Criminals released by Saddam blamed for lawlessness in Iraq

? A few months before the war, Saddam Hussein freed some 100,000 prisoners, most of them hardened criminals.

Now, with security tenuous across Iraq and Baghdad plagued by crime and fear, U.S. officials are blaming that general amnesty for much of the chaos.

In interviews across the capital Friday with more than 30 Iraqis, many agreed.

“Security will not return to the country until all the prisoners return to jail,” said Khalil al-Baaj, a police lieutenant who said he was stalked by a freed killer.

Even though Baghdad police have begun returning to work — and the U.S. Army sent in 2,000 military policemen — many of the 5 million residents of the capital are afraid to venture out at night. Reports stream in of kidnappings, rapes and carjackings.

“I’ve stopped looters, run political parties out of abandoned buildings, caught people with large amounts of cash and weapons,” said U.S. Army 2nd Lt. Cody Williams. The work, he said, was aimed at “trying to keep the bad guys off the streets so the good guys can have normal lives.”

Williams said many of the people he had arrested were former prisoners who “are making their way back to prison.”

Yet he also said most of the ex-convicts were not looting but carrying out violent crimes — armed robbery, murder, kidnapping.

In Baghdad, many people say they resent the Americans for not stopping the chaos.
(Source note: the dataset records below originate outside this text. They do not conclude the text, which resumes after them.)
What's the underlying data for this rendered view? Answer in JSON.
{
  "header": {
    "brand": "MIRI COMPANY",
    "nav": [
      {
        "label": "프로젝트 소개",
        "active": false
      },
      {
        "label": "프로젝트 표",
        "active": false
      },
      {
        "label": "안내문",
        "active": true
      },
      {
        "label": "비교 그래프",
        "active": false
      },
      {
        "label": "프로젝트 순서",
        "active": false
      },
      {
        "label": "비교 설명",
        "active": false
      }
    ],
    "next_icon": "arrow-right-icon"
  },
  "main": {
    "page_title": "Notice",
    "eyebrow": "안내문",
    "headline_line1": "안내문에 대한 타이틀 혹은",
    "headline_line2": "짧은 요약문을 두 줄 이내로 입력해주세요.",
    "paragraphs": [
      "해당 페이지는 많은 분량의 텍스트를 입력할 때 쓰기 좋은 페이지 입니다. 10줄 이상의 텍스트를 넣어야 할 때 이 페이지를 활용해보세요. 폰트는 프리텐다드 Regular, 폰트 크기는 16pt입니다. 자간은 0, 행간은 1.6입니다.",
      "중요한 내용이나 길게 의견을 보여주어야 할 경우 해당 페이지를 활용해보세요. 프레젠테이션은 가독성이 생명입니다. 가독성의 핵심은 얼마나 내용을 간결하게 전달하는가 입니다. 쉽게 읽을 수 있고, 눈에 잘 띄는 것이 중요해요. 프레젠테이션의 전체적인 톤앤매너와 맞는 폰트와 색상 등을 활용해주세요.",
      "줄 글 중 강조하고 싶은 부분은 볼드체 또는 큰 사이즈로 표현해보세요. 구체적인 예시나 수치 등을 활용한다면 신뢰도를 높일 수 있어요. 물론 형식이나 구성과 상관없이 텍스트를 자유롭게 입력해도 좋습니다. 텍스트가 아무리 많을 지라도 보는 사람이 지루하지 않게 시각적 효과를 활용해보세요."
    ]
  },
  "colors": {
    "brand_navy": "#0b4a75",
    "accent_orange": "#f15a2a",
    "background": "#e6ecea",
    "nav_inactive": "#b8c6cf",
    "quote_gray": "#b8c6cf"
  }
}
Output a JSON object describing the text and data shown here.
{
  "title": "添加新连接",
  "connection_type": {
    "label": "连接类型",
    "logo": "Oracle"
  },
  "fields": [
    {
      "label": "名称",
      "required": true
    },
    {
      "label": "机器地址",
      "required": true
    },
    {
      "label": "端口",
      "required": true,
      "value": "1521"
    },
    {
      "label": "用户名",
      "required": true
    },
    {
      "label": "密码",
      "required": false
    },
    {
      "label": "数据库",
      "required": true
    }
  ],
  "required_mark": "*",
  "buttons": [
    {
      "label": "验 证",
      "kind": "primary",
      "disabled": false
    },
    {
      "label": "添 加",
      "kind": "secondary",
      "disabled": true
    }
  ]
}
Others are asking different questions. How much of the unrest, they wonder, is related to that amnesty and the criminals it set free?

Hundreds of Iraqis storm the Abu Ghraib northwest of Baghdad after the announcement by President Saddam Hussein that most prisoners were going to be freed. Now, with security tenuous across postwar Iraq and Baghdad plagued by crime and fear, U.S. officials are blaming Saddam's general amnesty for much of the chaos.

“Saddam probably felt he would gain popularity with the people and win their support in the war. … He probably hoped the armed gangs would confront the Americans,” said Capt. Hadi al-Dilaymi, a Baghdad police officer.

“It was wrong to free the criminals,” said Barakat al-Shumari, 40, who keeps her daughters inside because she fears kidnapping. Since Saddam’s fall, police say, at least eight women have been reported raped in Baghdad, a city where rape reports are rare.

Recent comments by U.S. officials as high as Defense Secretary Donald Rumsfeld suggest the American occupying force has decided to make the amnesty an issue — in part to stanch criticism that American forces aren’t doing enough to keep the peace.

Wednesday, speaking to members of Congress, Rumsfeld explicitly blamed ex-prisoners for the lootings and other crimes. “They have to be rounded up and put back in,” he said. “That takes a little time. You don’t do that in five minutes.”

L. Paul Bremer, the new top American in Iraq, is echoing that notion in his initial days of overseeing the country. He has promised to round up thousands of criminals and has said aggressive police patrols had made 300 arrests in two days.

Bremer didn’t say whether the arrests were of ex-convicts, but he pointed out that occupation authorities had resumed jail operations, and two courts are hearing cases.